In a huge stripdown of many of its verticals as well as its native social video operation, Vox Media is laying off about 50 employees, according to an internal email from the company’s CEO, Jim Bankoff.

“Today is one of the toughest days we’ve had as a company,” Bankoff wrote. “As a result of our decision to wind down certain initiatives, we’ll be saying goodbye to some of our talented colleagues who have made valuable contributions to our success.”

Bankoff elaborated that the layoffs would mostly affect company verticals Racked (which focuses on fashion), Curbed (on real estate and city living), and SB Nation (on sports).

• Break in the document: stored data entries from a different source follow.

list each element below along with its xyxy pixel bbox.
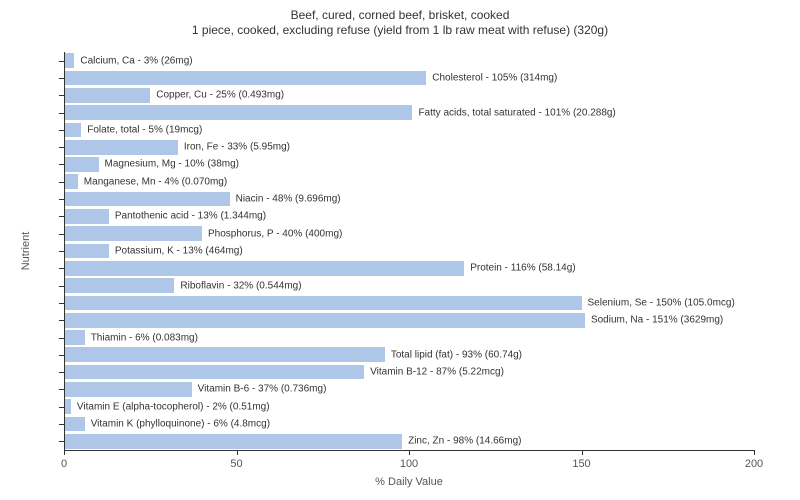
bar-row: Copper, Cu - 25% (0.493mg) [64,88,754,103]
plot-area: Calcium, Ca - 3% (26mg) Cholesterol - 105… [64,52,754,450]
nutrient-bar-label: Zinc, Zn - 98% (14.66mg) [408,436,521,447]
nutrient-bar-label: Protein - 116% (58.14g) [470,263,575,274]
bar-row: Iron, Fe - 33% (5.95mg) [64,140,754,155]
nutrient-bar-label: Calcium, Ca - 3% (26mg) [80,55,192,66]
x-tick [237,450,238,455]
x-tick-label: 200 [745,458,763,470]
nutrient-bar [64,105,412,120]
nutrient-bar [64,417,85,432]
chart-title: Beef, cured, corned beef, brisket, cooke… [0,8,800,38]
nutrient-bar-label: Magnesium, Mg - 10% (38mg) [105,159,240,170]
bar-row: Pantothenic acid - 13% (1.344mg) [64,209,754,224]
nutrient-bar-label: Riboflavin - 32% (0.544mg) [180,280,301,291]
nutrient-bar [64,296,582,311]
nutrient-bar-label: Phosphorus, P - 40% (400mg) [208,228,342,239]
nutrient-bar [64,434,402,449]
bar-row: Protein - 116% (58.14g) [64,261,754,276]
chart-title-line1: Beef, cured, corned beef, brisket, cooke… [0,8,800,23]
x-tick-label: 150 [572,458,590,470]
nutrient-bar-label: Fatty acids, total saturated - 101% (20.… [418,107,615,118]
y-axis-label: Nutrient [20,232,32,271]
nutrient-bar [64,209,109,224]
nutrient-bar [64,226,202,241]
nutrient-bar-label: Sodium, Na - 151% (3629mg) [591,315,723,326]
bar-row: Total lipid (fat) - 93% (60.74g) [64,347,754,362]
bar-row: Vitamin K (phylloquinone) - 6% (4.8mcg) [64,417,754,432]
nutrient-bar [64,330,85,345]
bar-row: Manganese, Mn - 4% (0.070mg) [64,174,754,189]
nutrient-bar-label: Folate, total - 5% (19mcg) [87,124,202,135]
nutrient-bar [64,244,109,259]
x-tick [582,450,583,455]
bar-row: Vitamin E (alpha-tocopherol) - 2% (0.51m… [64,399,754,414]
nutrient-bar-label: Niacin - 48% (9.696mg) [236,194,341,205]
nutrient-bar [64,278,174,293]
nutrient-bar [64,347,385,362]
bar-row: Folate, total - 5% (19mcg) [64,123,754,138]
nutrient-bar-label: Vitamin B-12 - 87% (5.22mcg) [370,367,504,378]
bar-row: Phosphorus, P - 40% (400mg) [64,226,754,241]
nutrient-bar-label: Cholesterol - 105% (314mg) [432,72,557,83]
bar-row: Zinc, Zn - 98% (14.66mg) [64,434,754,449]
bar-row: Sodium, Na - 151% (3629mg) [64,313,754,328]
nutrient-bar [64,140,178,155]
nutrient-bar [64,313,585,328]
bar-row: Vitamin B-6 - 37% (0.736mg) [64,382,754,397]
x-tick [754,450,755,455]
bar-row: Niacin - 48% (9.696mg) [64,192,754,207]
x-tick-label: 50 [230,458,242,470]
nutrient-bar [64,157,99,172]
x-tick [64,450,65,455]
nutrient-bar-label: Thiamin - 6% (0.083mg) [91,332,198,343]
bar-row: Calcium, Ca - 3% (26mg) [64,53,754,68]
nutrient-bar-label: Potassium, K - 13% (464mg) [115,245,243,256]
bar-row: Magnesium, Mg - 10% (38mg) [64,157,754,172]
nutrient-bar [64,71,426,86]
nutrient-bar [64,174,78,189]
nutrient-bar-label: Vitamin B-6 - 37% (0.736mg) [198,384,327,395]
bar-row: Cholesterol - 105% (314mg) [64,71,754,86]
x-tick-label: 0 [61,458,67,470]
x-tick [409,450,410,455]
nutrient-bar-label: Vitamin E (alpha-tocopherol) - 2% (0.51m… [77,401,270,412]
bar-row: Riboflavin - 32% (0.544mg) [64,278,754,293]
nutrient-bar [64,261,464,276]
x-axis-label: % Daily Value [375,476,443,488]
nutrient-bar-label: Selenium, Se - 150% (105.0mcg) [588,297,735,308]
bar-row: Selenium, Se - 150% (105.0mcg) [64,296,754,311]
nutrient-chart: Beef, cured, corned beef, brisket, cooke… [0,0,800,500]
nutrient-bar-label: Manganese, Mn - 4% (0.070mg) [84,176,227,187]
bar-row: Thiamin - 6% (0.083mg) [64,330,754,345]
x-tick-label: 100 [400,458,418,470]
nutrient-bar-label: Copper, Cu - 25% (0.493mg) [156,90,284,101]
nutrient-bar [64,53,74,68]
nutrient-bar [64,88,150,103]
bar-row: Potassium, K - 13% (464mg) [64,244,754,259]
nutrient-bar [64,123,81,138]
nutrient-bar [64,365,364,380]
chart-title-line2: 1 piece, cooked, excluding refuse (yield… [0,23,800,38]
nutrient-bar [64,399,71,414]
nutrient-bar-label: Iron, Fe - 33% (5.95mg) [184,142,290,153]
bar-row: Fatty acids, total saturated - 101% (20.… [64,105,754,120]
nutrient-bar-label: Vitamin K (phylloquinone) - 6% (4.8mcg) [91,419,270,430]
nutrient-bar [64,192,230,207]
nutrient-bar [64,382,192,397]
nutrient-bar-label: Total lipid (fat) - 93% (60.74g) [391,349,522,360]
bar-row: Vitamin B-12 - 87% (5.22mcg) [64,365,754,380]
nutrient-bar-label: Pantothenic acid - 13% (1.344mg) [115,211,266,222]
y-axis-line [64,52,65,450]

Further, the teams that will be affected were meeting and exceeding company goals, but were not, in the company’s eyes, going to be viable avenues for overall growth.

“Building a company requires us to take calculated risks,” he wrote. “I take responsibility for bets that don’t work out.”

The mass layoffs out of Vox Media are the latest in a string of massive hits to major news outlets. In December, the New York Times made headlines for, according to the New York Post, laying off at least 10 people in a 15-person ad department. Earlier in the year, as part of a restructuring of the copy desk, 109 copy editing positions were reportedly eliminated (according to Poynter) — with 64 of those employees offered new positions (according to CNN Money.) Dozens took voluntary buyouts, including mainstays like book critic Michiko Kakutani and investigative reporter James Risen.

This move by Vox Media is an aggressive one which highlights the capricious and often cruel nature of online media.

“Staying ahead of the pack in this business not only requires relentless execution, but also making tough decisions like this, doing what we must to maximize opportunity in places with the clearest possible outcomes,” Bankoff said.

“Vox Media remains the best possible place to do the work you love,” he added. “Thank you for building the best modern media company with me.”

Correction: A previous version of this post incorrectly stated that the Times laid off hundreds of employees last summer. The post has been updated.